Prep Football: South Rowan 51, Central Cabarrus 6

Published 12:00 am Friday, September 18, 2009

By Mike London
LANDIS ó The clock ran without stoppage in the fourth quarter, sort of like South Rowan’s Blake Houston and Thomas Lowe did the first three.
South crushed Central Cabarrus 51-6, as expected, on Friday at Donnell Stadium and carries a 4-1 record, the Raiders’ best start since 2000, into next week’s NPC opener at West Rowan.
“I guess this was one of those nights where maybe we could’ve set records and thrown for like 400 yards, but the coaches wanted to get everyone out of there early,” Houston said. “Big game next week.”
South wasn’t perfect, losing three fumbles and drawing seven first-half yellow flags, but the Raiders, bigger, deeper and faster, weren’t seriously threatened.

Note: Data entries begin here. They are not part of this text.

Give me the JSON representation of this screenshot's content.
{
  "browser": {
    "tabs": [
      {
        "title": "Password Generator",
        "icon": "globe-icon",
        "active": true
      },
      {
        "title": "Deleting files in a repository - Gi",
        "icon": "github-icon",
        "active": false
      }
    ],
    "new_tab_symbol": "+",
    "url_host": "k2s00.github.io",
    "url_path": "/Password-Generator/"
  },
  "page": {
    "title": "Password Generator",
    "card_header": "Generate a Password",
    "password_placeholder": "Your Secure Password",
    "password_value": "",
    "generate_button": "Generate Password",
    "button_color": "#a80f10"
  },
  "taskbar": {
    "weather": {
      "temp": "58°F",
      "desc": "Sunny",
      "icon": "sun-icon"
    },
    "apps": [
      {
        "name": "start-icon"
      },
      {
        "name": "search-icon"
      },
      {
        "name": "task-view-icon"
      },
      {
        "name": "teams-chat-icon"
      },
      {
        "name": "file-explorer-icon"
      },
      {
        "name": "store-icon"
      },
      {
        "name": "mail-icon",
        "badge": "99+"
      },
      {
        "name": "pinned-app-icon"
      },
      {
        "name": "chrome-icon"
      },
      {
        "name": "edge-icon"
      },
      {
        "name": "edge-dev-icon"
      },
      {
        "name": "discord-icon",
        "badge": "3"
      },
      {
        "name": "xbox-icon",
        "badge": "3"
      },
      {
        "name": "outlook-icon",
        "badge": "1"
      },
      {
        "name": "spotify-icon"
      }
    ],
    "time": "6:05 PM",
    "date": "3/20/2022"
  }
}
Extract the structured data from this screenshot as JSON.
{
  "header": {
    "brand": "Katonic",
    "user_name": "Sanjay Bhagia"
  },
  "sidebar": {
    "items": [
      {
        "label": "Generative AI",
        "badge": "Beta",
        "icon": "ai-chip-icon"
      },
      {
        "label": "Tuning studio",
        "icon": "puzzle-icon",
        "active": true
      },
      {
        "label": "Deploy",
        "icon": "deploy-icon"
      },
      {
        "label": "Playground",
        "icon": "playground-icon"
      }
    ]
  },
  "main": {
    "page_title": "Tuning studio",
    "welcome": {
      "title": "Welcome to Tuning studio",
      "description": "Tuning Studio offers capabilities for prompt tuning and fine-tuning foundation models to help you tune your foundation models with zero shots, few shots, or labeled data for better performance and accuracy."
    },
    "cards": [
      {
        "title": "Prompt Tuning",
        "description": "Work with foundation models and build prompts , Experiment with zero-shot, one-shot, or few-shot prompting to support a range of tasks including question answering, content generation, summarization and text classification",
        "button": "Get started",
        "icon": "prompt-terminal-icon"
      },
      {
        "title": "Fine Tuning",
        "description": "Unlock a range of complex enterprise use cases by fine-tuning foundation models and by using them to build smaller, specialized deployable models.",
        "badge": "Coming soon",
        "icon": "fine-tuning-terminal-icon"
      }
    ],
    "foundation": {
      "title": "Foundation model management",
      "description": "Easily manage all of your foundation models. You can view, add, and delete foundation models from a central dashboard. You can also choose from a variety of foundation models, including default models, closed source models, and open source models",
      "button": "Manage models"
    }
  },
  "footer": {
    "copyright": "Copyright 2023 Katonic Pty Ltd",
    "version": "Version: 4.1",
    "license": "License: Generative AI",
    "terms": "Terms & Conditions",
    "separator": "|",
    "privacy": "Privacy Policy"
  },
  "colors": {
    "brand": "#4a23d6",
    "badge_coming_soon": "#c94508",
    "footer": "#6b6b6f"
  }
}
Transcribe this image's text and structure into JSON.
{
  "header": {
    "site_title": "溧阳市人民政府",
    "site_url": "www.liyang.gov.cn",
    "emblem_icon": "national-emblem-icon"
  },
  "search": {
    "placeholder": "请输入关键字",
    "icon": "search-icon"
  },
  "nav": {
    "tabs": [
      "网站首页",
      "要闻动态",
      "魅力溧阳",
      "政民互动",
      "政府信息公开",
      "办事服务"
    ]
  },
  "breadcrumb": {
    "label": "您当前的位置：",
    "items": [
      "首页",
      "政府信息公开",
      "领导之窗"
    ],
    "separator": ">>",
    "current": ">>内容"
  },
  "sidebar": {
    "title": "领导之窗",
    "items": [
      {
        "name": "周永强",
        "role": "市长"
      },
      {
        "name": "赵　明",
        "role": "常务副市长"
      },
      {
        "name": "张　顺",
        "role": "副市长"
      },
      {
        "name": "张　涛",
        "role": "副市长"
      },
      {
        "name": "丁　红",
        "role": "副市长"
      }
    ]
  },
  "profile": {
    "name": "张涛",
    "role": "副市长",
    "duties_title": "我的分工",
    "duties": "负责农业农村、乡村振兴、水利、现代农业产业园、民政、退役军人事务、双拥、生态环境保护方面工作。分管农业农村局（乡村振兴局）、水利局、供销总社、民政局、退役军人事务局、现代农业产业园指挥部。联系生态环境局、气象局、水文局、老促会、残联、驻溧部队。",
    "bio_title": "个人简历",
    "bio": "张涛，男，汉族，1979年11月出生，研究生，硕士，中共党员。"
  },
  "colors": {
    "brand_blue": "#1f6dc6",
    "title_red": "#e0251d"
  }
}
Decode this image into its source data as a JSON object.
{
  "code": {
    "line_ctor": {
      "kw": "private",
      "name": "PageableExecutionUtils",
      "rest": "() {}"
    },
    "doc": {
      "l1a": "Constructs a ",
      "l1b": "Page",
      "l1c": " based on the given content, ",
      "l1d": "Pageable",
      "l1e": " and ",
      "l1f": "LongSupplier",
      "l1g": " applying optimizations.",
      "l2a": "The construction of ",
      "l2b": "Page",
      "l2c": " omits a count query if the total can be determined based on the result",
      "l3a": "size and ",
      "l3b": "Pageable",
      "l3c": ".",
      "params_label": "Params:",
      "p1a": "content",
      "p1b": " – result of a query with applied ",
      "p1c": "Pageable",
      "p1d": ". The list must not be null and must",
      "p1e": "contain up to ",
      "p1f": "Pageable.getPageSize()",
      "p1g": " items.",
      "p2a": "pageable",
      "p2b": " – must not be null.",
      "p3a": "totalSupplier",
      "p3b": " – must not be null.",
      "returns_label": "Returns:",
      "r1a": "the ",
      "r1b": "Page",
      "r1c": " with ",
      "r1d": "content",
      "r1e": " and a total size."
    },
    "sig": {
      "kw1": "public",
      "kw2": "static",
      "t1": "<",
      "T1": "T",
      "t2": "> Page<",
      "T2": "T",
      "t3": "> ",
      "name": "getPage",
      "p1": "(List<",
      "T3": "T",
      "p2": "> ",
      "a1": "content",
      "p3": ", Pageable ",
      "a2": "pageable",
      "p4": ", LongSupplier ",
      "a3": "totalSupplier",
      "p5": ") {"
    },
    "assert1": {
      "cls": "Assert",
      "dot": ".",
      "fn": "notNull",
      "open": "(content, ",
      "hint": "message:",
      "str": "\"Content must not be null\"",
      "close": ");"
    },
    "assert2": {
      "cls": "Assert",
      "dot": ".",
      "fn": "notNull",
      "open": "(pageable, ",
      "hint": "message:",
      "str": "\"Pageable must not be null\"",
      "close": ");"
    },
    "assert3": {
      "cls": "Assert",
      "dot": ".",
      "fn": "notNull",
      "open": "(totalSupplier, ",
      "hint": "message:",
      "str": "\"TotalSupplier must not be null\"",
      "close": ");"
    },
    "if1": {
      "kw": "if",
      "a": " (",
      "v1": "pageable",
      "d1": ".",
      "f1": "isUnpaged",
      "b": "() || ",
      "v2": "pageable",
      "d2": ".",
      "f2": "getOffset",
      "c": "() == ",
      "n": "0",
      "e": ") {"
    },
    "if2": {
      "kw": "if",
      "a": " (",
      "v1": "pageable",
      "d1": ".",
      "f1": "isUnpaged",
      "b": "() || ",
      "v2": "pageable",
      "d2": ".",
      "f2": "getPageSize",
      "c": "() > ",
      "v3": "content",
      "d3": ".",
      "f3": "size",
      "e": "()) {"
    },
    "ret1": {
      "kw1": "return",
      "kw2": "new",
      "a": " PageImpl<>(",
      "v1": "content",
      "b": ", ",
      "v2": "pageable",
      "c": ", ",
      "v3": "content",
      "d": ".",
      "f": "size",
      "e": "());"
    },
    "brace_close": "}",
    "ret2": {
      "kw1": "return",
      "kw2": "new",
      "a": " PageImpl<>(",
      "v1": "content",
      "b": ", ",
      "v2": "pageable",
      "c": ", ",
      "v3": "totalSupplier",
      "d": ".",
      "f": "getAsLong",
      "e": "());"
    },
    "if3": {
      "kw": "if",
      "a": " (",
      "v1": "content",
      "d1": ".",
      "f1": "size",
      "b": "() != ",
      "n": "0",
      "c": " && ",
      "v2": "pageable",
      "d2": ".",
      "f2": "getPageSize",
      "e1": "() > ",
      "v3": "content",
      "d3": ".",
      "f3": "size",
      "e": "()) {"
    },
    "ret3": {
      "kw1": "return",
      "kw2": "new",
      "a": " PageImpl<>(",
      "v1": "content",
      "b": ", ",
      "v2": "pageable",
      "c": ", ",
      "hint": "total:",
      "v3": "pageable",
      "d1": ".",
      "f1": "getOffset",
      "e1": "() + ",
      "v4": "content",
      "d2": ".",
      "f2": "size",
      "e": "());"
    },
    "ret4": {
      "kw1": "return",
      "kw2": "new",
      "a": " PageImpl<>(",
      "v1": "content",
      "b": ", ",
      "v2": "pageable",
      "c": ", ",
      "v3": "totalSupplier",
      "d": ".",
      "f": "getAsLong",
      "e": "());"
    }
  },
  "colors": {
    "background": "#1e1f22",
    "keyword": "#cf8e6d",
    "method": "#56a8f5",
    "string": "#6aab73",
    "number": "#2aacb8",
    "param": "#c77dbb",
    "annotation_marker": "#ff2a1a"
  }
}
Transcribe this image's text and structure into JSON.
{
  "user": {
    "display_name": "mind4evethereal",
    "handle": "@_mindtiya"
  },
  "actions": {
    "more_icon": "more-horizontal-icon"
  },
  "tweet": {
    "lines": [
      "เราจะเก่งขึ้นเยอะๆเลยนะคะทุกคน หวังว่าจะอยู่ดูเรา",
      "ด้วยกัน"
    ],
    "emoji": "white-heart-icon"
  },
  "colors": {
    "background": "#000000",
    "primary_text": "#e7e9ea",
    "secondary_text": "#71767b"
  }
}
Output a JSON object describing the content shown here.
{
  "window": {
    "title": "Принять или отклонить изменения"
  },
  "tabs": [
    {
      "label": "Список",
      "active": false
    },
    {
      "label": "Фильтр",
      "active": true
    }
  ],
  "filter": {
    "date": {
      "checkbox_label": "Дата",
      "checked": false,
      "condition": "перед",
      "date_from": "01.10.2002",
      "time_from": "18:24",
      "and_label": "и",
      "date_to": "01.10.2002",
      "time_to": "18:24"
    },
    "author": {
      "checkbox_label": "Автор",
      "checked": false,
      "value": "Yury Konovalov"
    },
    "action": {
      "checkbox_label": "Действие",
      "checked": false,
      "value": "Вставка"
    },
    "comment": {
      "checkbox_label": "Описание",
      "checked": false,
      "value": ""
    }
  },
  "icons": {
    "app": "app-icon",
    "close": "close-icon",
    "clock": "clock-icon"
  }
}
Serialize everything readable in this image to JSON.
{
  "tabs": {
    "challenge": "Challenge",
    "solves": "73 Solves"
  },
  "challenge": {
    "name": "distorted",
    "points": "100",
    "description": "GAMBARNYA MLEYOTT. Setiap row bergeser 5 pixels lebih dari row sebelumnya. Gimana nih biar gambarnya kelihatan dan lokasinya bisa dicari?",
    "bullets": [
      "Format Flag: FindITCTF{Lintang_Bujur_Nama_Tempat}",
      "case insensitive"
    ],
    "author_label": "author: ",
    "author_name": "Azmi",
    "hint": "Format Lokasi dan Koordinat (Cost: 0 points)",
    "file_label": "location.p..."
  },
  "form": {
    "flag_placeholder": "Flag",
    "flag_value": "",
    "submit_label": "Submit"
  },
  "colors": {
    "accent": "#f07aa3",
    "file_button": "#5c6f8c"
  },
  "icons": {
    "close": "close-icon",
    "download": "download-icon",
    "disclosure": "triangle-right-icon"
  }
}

Central (0-4) has been shredded by the opening of two new schools in its vicinity this decade. The Vikings didn’t lack effort, but they challenged the world record for missed tackles and were flagged 13 times. Central incurred back-to-back offsides penalties just trying to kick off, and that’s about all you need to know.
“At first it wasn’t that easy,” Houston said. “But then our offensive line just starting dominating. They didn’t have any answers.”
Houston threw a touchdown pass to B.J. Grant and tossed only one incompletion. His four rushes gained 90 yards. He scored twice. He fumbled a third TD away when he was inches from the end zone.
Lowe’s half-dozen carries included gallops of 24, 39 and 54 yards. He trucked multiple defenders on all three romps.
Mark McDaniel’s 65-yard punt return for a score gave South a 7-0 lead midway through the first quarter.
“Just nice blocking by everybody,’ McDaniel said. “When I caught that ball I looked the field over and knew I had a chance.”
South’s lead was 16-0 by the end of a quarter, with Kyle Rolla producing two points by forcing an intentional grounding penalty for a safety.
South led 30-6 at halftime, even though its offense didn’t spend much time on the field.
“The first half we were doing what we wanted to do on offense, but our defense was sloppy,” South coach Jason Rollins said. “We kept doing dumb things that kept our defense on the field. But at halftime we made the adjustments we needed. Our defense had a very strong second half.”
South’s Cadarreus Mason, who has made the shift from defensive end to middle linebacker was his usual destructive self.
When he tackled people, the impact could be heard a mile away. He forced a fumble and destroyed a two-point conversion try. On a Central punt, Mason bullrushed a blocker back into the punter, and the punt banged off the unfortunate blocker’s helmet.
“I like linebacker ó thank you, coaches,” Mason said. “It’s harder for teams to run away from me now, and we all carried out our assignments very well in the second half.”
John Davis recovered two fumbles and nearly had a touchdown when he scooped a football knocked loose by Randy Maxwell.
Skyler Stamey had two tackles for loss. Quan Glaspy, Davis and Mason all disrupted plays behind the line of scrimmage. Central made only two first downs after halftime.
“I knew I’d have to be a salesman this week to keep our kids from looking ahead,” Rollins said. “We know there’s a big game next week, but we did a pretty decent job of taking care of the task at hand.”
Rollins said South got a lift from assistant coach Barry Lipscomb, who is stationed in Iraq. Lipscomb, a Central grad, phoned home to make sure the Raiders didn’t take the Vikings lightly.
“Lip made sure we put it up on the board to stay focused and to do what we needed to do to get to 4-1,” Rollins said.